When New Jersey resident Paul Felsen and his wife decided they were ready to purchase a second home in 2004, Florida was an obvious choice.
“I went to the University of Miami, had family in South Florida and always wanted to ‘come home,’” he recalls. “In addition to the weather, I have a lot of college friends that remained and settled in Florida. A client of mine recommended Broken Sound in Boca Raton. We fell in love with it and have never looked back.”
If you’ve been thinking about buying a second home, now might be a good time to take the leap. Mortgage rates are still low by historical standards and the job market remains strong. There are some key things to do, however, before you start house shopping.
Follow these four steps to make buying a second home a smooth process.
1. Find a savvy agent
The best way to search for a second home is to find a real estate agent who’s plugged into your desired location. “A good agent knows market trends,” says Nathan Zeder of The Jills Zeder Group at Coldwell Banker Residential Real Estate in Miami Beach and Coral Gables, Florida. “How long homes have been on the market; if there are homes not currently on the market that might be available; why one side of the street could be worth five percent more than the other: if the direction of the backyard gets better sun; and how close the schools, restaurants, city centers, airports, country clubs and marinas are.”
Putting all of that together, Zeder says, “allows the buyer to make the best decision, not only about the home but about the location they are choosing in their new community.”
The agent can fill you in on price histories and how comparable sales have fared, as well as resale prospects. Factors that tend to help properties hold or increase in value are proximity to a major metropolitan area, accessibility and the availability of year-round amenities.

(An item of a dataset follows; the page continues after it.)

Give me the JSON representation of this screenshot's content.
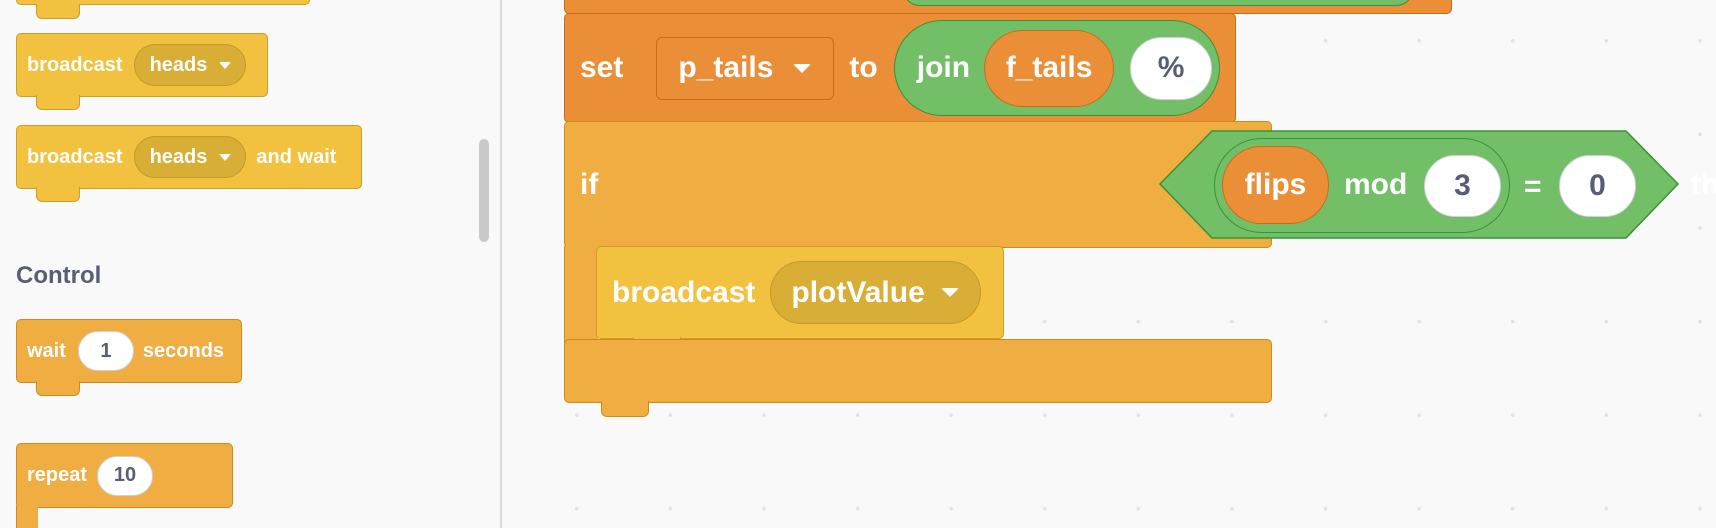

When you’re interviewing potential agents, Zeder recommends asking questions about how long the agent has lived and worked in the area and how he or she is involved in the community.
Finding a great agent worked in Felsen’s favor. “We were fortunate that we had a good real estate broker who gave us strong advice about what we should look for,” he says.
2. Consider additional costs
Many of today’s second-home buyers are more interested in enjoying their property rather than getting a quick return on investment. Still, it’s important to consider that you may be away from the property a significant amount of the time, which usually involves additional costs, such as having a management company monitor the residence in your absence.
Fees and insurance costs must also be factored in, as they can add up.
“If buying in a community or (condo) building, a buyer should be knowledgeable of HOA and maintenance fees,” Zeder says. “Insurance, yard and a pool can all factor into what the costs will be to carry the second home.”
Plus, getting second-home insurance may be more challenging than for a primary residence. If you’re considering a second home on the beach, for instance, you’ll need flood insurance. It has become more difficult to get flood insurance in coastal communities, and the cost has increased exponentially in some markets. Discuss these expenses with your agent and make sure your budget matches.
3. Be sure you can afford a second-home mortgage
While some second homebuyers are fortunate enough to be able to purchase their vacation property in cash, most will need to qualify for a second-home mortgage. The mortgage financing will be calculated on top of any mortgage debt on your primary home.
You will likely need to make a down payment of 10 percent to 20 percent, meet credit standards and debt-to-income requirements and provide documents for income and asset verification. Mortgage rates for second homes typically have slightly higher mortgage rates than primary homes.
If you have a good relationship with the mortgage lender on your primary residence, that might be a good place to start. Use Bankrate’s loan qualification calculator and check mortgage rates in your area.
If you’re thinking of tapping into home equity you’ve built on your primary residence to help pay for your second home, keep in mind that you may not be able to access that equity in an emergency if you deplete all or most of it to fund your vacation home. Talk with a financial and mortgage advisor to consider all of the implications of your purchase.
4. Consider the tax implications
It’s also important to evaluate the tax implications of your second home.
If you use it as a true second home — rather than renting it out — you could get a deduction for mortgage interest and property taxes, just as you do with your first-home mortgage.
Be aware that the Tax Cuts And Jobs Act caps the mortgage interest deduction at $750,000 of total mortgage debt. If you already have a $750,000 mortgage and get a loan for a vacation home, for example, you won’t be able to deduct the interest on the second mortgage.
Property taxes you pay on your second home are also deductible. But the new tax law limits the total deduction for all state and local taxes to $10,000 per return, according to Intuit TurboTax.
Different tax rules apply for second homes deemed investment properties rather than vacation homes, according to the IRS.
The property taxes you pay on your second home may also be influenced by laws at the state level.
“For Miami, your second home cannot be homesteaded, so your yearly real estate tax bill flows with the market. That can mean it may increase a substantial amount, should the market go up,” Zeder says. “Is the home going to be rented while an owner isn’t there? Anything less than six months is taxed differently than a long-term rental and some communities and/or buildings may not allow that.”
Regardless of what type of second home you choose, it’s important to find something that fits your lifestyle.
“Every year for the past fifteen years we have spent more and more time here,” says Felsen, referring to his second home in Boca Raton, Florida. “We don’t consider this our second home, we consider it our home. Last year we spent 150 days here and in 2019 the number will be greater.”